There are no talking heads in the film, simply as much footage of Baldwin that could be found interspersed with clips from the civil rights struggle and more recent scenes of Black Lives Matter protests and their triggering incidents. Baldwin's prose is voiced by Samuel L. Jackson (in more meditative tones than his signature bluster) when there was no recording of Baldwin himself.
"His words are already so powerful and he's already so descriptive in his language," Peck says. "[Raoul] really wanted no filter between the audience and Baldwin."
The film is one of three documentaries nominated this year raking similar territory: "13TH," about the history of American slavery and mass incarceration, and "O.J.: Made in America," which views the rise and fall of O.J. Simpson through the lens of race. What makes this feat even more striking is that it comes just a year after the Academy endured widespread criticism for failing to nominate any actors of color for two consecutive years. (This year there are seven.)

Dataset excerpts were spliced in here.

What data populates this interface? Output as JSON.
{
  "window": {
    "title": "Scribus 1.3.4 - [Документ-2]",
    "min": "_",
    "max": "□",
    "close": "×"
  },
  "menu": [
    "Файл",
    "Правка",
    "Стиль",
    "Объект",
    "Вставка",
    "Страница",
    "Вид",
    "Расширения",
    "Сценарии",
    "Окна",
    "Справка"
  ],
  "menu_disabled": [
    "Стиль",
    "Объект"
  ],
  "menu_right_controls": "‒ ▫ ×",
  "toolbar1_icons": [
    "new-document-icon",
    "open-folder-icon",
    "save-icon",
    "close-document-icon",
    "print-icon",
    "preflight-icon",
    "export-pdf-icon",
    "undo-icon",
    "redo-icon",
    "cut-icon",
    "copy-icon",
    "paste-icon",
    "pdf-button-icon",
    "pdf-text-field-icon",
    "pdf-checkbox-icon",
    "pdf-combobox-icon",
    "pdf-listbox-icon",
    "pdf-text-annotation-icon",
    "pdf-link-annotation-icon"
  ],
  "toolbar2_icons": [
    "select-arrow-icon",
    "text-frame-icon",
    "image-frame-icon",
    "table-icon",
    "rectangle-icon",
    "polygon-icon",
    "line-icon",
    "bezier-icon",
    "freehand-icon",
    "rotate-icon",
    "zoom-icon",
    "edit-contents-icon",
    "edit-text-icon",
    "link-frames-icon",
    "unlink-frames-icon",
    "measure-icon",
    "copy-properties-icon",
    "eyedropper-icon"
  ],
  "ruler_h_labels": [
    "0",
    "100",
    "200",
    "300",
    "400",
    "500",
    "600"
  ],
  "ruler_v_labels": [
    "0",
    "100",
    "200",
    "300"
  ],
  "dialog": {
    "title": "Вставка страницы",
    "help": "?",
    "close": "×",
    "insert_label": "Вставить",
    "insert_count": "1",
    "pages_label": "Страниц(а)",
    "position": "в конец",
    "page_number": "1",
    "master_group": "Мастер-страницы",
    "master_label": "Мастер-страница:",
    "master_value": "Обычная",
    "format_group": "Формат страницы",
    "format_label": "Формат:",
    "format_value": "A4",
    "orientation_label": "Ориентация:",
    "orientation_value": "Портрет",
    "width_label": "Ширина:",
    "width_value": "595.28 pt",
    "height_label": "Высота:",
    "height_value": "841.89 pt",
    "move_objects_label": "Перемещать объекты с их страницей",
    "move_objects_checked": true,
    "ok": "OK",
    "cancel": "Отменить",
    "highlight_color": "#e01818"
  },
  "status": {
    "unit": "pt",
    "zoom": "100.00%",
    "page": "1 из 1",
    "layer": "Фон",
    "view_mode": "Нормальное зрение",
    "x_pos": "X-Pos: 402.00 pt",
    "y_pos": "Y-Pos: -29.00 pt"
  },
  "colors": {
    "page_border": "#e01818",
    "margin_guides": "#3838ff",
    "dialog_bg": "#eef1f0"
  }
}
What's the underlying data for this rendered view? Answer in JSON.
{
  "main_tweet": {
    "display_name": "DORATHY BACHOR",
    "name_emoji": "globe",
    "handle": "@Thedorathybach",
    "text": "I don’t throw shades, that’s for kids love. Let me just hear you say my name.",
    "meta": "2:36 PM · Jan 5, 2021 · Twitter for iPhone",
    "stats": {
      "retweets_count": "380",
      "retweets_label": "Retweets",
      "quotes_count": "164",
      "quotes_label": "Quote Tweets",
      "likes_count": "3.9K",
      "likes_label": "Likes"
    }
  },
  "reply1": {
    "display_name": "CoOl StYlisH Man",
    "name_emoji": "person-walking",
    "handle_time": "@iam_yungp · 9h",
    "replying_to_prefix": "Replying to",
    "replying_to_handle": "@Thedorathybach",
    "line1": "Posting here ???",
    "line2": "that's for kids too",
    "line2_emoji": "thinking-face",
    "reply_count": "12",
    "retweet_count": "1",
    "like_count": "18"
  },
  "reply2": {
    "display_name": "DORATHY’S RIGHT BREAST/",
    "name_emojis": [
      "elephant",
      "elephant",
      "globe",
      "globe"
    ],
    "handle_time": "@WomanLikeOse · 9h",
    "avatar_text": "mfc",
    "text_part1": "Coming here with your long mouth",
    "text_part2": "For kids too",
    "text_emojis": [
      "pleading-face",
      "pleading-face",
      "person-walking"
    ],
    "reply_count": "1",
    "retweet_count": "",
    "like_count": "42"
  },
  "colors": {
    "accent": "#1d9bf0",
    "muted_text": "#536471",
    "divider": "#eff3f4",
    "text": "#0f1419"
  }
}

Most Oscar prognosticators are predicting a victory for the "O.J." documentary, but "I Am Not Your Negro" has certainly been surging at the right moment -- an upset wouldn't be shocking. Regardless of whether it wins or not, Hebert Peck is clearly excited by the reception, and has plans to push the film out further in the world. Following the theatrical run, he will be organizing an outreach effort to bring the film to schools, churches and community centers -- and to boardrooms and police association halls. ("I Am Not Your Negro" will also air next season on PBS's "Independent Lens" series, though an airdate is yet to be set.)
"[The film] is for everyone," Peck says. "As Baldwin says himself, this is one country. This is one narrative. We need to make sure that we understand it as one narrative. We can't continue to have parallel stories of people's experiences in America. It's all tied to one story."